How to log out an user using Auth0

Question

I have been working on integrating Auth0 with my application. When I click on Sign-In, the auth0 redirects me to the login URL which was provided. After successfully logging in, I will head back to another ViewController. In that view controller I have a sign out button which redirects me to the sign in page. Now when I again click on sign in, it does not ask the credentials to login and takes me to the ViewController, because the auth0 stores the cache data of the user logged in. But when I click on sign out button, I want the auth0 to remove the cache data, because I want the user to redirect to the login page where the user should enter the credentials every time when he logs in.
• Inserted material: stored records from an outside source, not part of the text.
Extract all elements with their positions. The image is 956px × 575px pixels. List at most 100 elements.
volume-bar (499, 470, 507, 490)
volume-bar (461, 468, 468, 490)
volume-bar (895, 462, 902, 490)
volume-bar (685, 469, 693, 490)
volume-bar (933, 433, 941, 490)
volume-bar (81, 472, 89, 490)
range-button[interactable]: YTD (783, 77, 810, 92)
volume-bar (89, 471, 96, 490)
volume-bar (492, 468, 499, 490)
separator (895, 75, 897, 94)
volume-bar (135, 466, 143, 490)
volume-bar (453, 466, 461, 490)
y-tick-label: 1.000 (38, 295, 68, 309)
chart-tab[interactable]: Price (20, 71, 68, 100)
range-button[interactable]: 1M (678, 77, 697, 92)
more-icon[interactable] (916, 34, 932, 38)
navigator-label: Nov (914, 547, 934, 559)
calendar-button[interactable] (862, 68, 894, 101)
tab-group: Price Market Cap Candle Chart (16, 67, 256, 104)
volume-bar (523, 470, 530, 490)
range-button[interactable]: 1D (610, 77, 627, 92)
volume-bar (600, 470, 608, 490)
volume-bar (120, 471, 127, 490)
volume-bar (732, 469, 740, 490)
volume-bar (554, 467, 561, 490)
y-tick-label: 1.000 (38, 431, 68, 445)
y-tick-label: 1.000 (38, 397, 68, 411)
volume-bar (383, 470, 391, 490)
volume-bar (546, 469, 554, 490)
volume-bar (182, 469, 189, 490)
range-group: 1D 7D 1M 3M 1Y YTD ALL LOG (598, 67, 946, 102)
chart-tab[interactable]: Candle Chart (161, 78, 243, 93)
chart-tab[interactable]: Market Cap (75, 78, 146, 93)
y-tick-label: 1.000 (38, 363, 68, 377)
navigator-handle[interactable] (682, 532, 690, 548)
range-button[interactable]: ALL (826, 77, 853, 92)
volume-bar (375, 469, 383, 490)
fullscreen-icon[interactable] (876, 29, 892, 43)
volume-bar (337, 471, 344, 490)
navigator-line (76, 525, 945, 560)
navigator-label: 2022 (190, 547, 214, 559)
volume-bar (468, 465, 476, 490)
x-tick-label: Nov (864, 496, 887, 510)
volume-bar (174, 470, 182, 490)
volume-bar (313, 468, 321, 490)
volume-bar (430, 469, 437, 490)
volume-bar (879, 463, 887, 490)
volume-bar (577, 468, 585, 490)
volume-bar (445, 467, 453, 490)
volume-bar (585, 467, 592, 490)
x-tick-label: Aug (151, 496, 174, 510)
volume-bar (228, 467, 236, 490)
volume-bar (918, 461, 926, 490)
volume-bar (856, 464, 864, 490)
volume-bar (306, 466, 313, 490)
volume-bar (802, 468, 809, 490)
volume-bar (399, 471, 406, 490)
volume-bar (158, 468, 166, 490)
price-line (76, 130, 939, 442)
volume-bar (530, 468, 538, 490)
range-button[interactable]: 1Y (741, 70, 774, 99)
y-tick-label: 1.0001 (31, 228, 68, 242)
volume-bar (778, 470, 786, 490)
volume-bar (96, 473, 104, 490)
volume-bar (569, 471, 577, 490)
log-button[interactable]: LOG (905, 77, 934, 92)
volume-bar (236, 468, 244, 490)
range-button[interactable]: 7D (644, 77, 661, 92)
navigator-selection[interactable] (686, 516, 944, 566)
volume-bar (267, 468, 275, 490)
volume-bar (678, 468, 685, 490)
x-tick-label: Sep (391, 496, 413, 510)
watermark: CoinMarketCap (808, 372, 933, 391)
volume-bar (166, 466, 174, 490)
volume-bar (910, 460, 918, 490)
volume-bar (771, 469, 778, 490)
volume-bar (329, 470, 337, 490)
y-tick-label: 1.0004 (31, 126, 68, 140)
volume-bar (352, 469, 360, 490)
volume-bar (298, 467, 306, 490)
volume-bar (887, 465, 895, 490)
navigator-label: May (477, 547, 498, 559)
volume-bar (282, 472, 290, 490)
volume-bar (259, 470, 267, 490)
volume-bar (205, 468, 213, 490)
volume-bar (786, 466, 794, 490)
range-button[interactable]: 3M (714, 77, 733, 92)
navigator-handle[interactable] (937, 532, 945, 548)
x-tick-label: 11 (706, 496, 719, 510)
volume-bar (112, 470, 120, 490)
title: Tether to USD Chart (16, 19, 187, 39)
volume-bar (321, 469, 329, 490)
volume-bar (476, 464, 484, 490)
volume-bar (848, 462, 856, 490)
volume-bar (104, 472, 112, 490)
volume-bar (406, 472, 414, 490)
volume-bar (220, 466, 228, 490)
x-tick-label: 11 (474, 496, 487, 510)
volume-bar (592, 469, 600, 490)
Is it possible to that?

func signIn() {
        print("Sign In")

        guard let clientInfo = plistValues(bundle: Bundle.main) else { return }
        Auth0
            .webAuth()
            .scope("openid profile")
            .audience("https://" + clientInfo.domain + "/userinfo")
            .start {
                switch $0 {
                case .failure(let error):
                    print("Error: \(error)")
                case .success(let credentials):
                    if let accessToken = credentials.accessToken, let refreshToken = credentials.refreshToken, let idToken = credentials.idToken {
                        UserDefaults.standard.setValue(accessToken, forKeyPath: "accessToken")
                        UserDefaults.standard.setValue(refreshToken, forKeyPath: "refreshToken")
                        UserDefaults.standard.setValue(idToken, forKeyPath: "idToken")

                        let loadingAlert = UIAlertController.customAlert(title: "Success", message: accessToken)
                        loadingAlert.presentInViewController(self)
                    }

                    if (!SessionController.shared.store(credentials: credentials)) {
                        print("Failed to store credentials")
                    }
                    else {
                        SessionController.shared.retrieveProfile { error in
                            DispatchQueue.main.async {
                                guard error == nil else {
                                    print("Failed to retrieve profile: \(String(describing: error))")
                                    return self.signIn()
                                }

                                let storyBoard = UIStoryboard(name: "Main", bundle: nil)
                                let vc = storyBoard.instantiateViewController(withIdentifier: "profileViewController") as! ProfileViewController
                                self.present(vc, animated: true, completion: nil)
                            }
                        }
                    }
                }
        }
    }

    @IBAction func btnActionSignOut(_ sender: UIButton) {

        let alertController = UIAlertController(title: AppSettings.shared.appName, message: "Are you sure you want to logout?", preferredStyle: .alert)
        let okAction = UIAlertAction(title: "Yes", style: .default) { (action:UIAlertAction) in
            // Clear access tokens and logout user.
            UserDefaults.standard.setValue(nil, forKeyPath: "accessToken")
            UserDefaults.standard.setValue(nil, forKeyPath: "refreshToken")
            UserDefaults.standard.setValue(nil, forKeyPath: "idToken")

            _ = SessionController.shared.logout()
            self.dismiss(animated: true, completion: nil)
        }
        let noAction = UIAlertAction(title: "No", style: .default) { (action:UIAlertAction) in
            // Do nothing. Alert dismissed.
        }
        alertController.addAction(okAction)
        alertController.addAction(noAction)
        self.present(alertController, animated: true, completion: nil)
    }

I expect the session manager to clear the stored data and show me the login screen, but instead I'm allowed to sign in again without any credentials.

Answer 1

It looks like for logout you are clearing the tokens from the device but not actually redirecting user to the Auth0 Logout endpoint https://YOUR_DOMAIN/v2/logout.

You would need to redirect user to logout to ensure the Auth0 user session and optionally the Identity Provider session (With federated query parameter option) are cleared as well if you are seeking a true logout with re-authentication of user.

Reason you are getting logged in again is probably because of Seamless SSO, Auth0 detects user still has a valid session on that browser so they log the user in without requiring credentials. The only way to remove the Auth0 cookie on that browser is by redirecting them to the Logout API above.